Forum looks at future of local farming
Farmers and other agriculture stakeholders with an interest in Dutchess County gathered at the county fairgrounds this week for the fourth annual Agricultural Advisory Committee Forum to tout accomplishments and address the future of farming in the county.
County Legislature Chairman Gregg Pulver, the only full-time farmer in the county’s governing body, initiated the forum.
“When I was growing up, we had over 200 dairy farms in Dutchess County. Today we have 17,” Pulver said Thursday, during the county fair. He credited the county’s Agricultural and Farmland Protection Plan of 1998 with preventing further decline of working farms in the county.
In the years since the plan was adopted, the Dutchess County has remained committed to farmland preservation and the plan has protected 3,477 acres on 20 farms, said County Executive Marc Molinaro, who is the Republican candidate for governor of New York.
There also is a second effort underway in the county to help farmers, Molinaro said.

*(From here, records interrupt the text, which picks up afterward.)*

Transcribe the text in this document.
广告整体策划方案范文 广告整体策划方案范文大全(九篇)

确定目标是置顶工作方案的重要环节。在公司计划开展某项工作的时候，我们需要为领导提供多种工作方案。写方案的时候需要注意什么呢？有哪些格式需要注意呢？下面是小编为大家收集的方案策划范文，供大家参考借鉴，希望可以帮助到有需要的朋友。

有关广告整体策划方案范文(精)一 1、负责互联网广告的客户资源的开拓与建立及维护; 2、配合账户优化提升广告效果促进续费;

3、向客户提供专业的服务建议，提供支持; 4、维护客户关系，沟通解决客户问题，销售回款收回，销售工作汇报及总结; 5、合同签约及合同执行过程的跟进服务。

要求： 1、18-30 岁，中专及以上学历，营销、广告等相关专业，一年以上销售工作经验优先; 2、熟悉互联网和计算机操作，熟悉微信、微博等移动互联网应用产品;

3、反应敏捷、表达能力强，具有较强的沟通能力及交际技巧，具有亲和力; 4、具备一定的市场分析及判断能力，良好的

“We’re educating farmers, we are educating consumers, and we are creating new opportunities for farmers throughout the region,” he said.
He said the effort, being carried out in cooperation with Cornell Cooperative Extension, aims “to open up new markets and support existing farmers to overcome bureaucratic challenges and create new opportunities for farming.”

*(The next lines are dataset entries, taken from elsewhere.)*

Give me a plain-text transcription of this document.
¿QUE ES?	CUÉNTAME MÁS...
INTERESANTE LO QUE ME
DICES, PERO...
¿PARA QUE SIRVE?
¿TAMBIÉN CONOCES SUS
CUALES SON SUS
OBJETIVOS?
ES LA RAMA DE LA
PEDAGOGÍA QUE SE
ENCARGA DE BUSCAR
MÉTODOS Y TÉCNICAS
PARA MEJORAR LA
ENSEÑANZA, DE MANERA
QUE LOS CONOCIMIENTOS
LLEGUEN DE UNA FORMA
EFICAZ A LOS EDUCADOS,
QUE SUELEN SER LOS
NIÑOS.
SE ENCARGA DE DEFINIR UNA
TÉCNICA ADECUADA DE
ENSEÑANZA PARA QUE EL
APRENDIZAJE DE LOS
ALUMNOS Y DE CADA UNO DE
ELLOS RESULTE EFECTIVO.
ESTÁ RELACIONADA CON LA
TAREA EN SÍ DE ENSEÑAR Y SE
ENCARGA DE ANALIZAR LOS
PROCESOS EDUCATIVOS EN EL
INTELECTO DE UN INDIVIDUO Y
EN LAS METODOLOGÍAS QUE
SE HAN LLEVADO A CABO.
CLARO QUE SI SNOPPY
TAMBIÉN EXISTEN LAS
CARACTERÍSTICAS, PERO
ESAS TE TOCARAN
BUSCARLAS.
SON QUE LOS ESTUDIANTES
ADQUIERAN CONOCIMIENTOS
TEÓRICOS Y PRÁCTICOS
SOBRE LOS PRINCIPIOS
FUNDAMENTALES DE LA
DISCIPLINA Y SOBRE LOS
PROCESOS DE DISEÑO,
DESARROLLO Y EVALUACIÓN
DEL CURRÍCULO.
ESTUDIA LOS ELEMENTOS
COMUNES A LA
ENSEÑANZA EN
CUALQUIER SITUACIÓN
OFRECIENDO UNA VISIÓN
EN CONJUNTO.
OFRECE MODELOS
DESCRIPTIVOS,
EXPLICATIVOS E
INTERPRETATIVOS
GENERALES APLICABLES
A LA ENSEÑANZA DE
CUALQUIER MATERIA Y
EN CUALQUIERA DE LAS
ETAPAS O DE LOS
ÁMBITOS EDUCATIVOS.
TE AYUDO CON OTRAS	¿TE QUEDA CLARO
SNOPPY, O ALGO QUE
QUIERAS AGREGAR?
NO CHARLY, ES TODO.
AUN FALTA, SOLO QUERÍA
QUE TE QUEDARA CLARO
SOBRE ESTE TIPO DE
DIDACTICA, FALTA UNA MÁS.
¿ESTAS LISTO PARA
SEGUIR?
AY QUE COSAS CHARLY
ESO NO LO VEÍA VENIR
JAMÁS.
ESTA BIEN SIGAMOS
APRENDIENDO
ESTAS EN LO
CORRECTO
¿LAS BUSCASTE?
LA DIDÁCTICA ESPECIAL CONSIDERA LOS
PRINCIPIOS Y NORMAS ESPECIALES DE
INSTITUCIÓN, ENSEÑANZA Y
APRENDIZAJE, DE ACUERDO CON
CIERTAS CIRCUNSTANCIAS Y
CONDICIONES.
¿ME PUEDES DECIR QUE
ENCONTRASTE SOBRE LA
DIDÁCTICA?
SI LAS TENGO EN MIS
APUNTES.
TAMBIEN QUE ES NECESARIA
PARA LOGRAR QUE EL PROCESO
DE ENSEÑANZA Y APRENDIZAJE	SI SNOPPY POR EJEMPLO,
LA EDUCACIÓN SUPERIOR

Pulver, R-Pine Plains, said the county also is working to develop a “right to farm” legislation to encourage new farmers and support existing ones.

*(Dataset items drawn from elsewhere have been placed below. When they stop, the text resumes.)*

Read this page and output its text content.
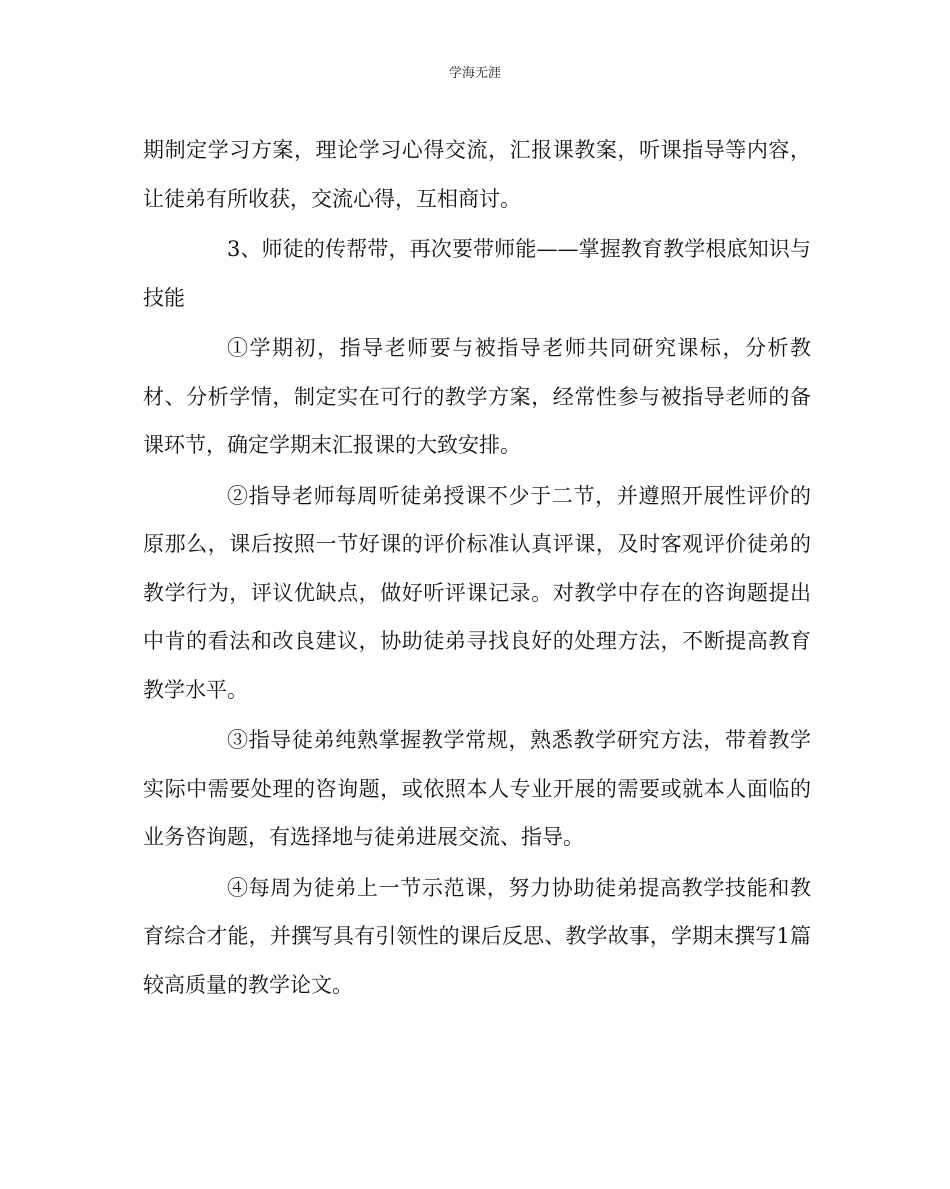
学海无涯

期制定学习方案，理论学习心得交流，汇报课教案，听课指导等内容，让徒弟有所收获，交流心得，互相商讨。

3、师徒的传帮带，再次要带师能——掌握教育教学根底知识与技能

①学期初，指导老师要与被指导老师共同研究课标，分析教材、分析学情，制定实在可行的教学方案，经常性参与被指导老师的备课环节，确定学期末汇报课的大致安排。

②指导老师每周听徒弟授课不少于二节，并遵照开展性评价的原那么，课后按照一节好课的评价标准认真评课，及时客观评价徒弟的教学行为，评议优缺点，做好听评课记录。对教学中存在的咨询题提出中肯的看法和改良建议，协助徒弟寻找良好的处理方法，不断提高教育教学水平。

③指导徒弟纯熟掌握教学常规，熟悉教学研究方法，带着教学实际中需要处理的咨询题，或依照本人专业开展的需要或就本人面临的业务咨询题，有选择地与徒弟进展交流、指导。

④每周为徒弟上一节示范课，努力协助徒弟提高教学技能和教育综合才能，并撰写具有引领性的课后反思、教学故事，学期末撰写1篇较高质量的教学论文。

Several farms in Dutchess County have banded together to protect and grow the local farming industry. The Hudson Valley Farm and Food Alliance participated in Thursday’s forum and called their “pooling of resources” a benefit to all of the farms involved.
The alliance is working closely with Dutchess Tourism Inc. to continually improve the agri-tourism business in the county.
Dutchess County Commissioner of Planning Eoin Wrafter said there is the potential to create a “farm trail” for visitors that would be similar to the county’s existing “wine trail” — helping visitors, primarily from New York City, navigate their way
around the county to visit the farms and farm stands.
Agricultural education also was addressed at the forum. Jen Fimble, of the Dutchess County Cornell Cooperative Extension, said John Jay High School in East Fishkill has joined Dutchess County BOCES in offering farm educational programs to high school students. Educating municipalities also is a task assigned to Fimbel.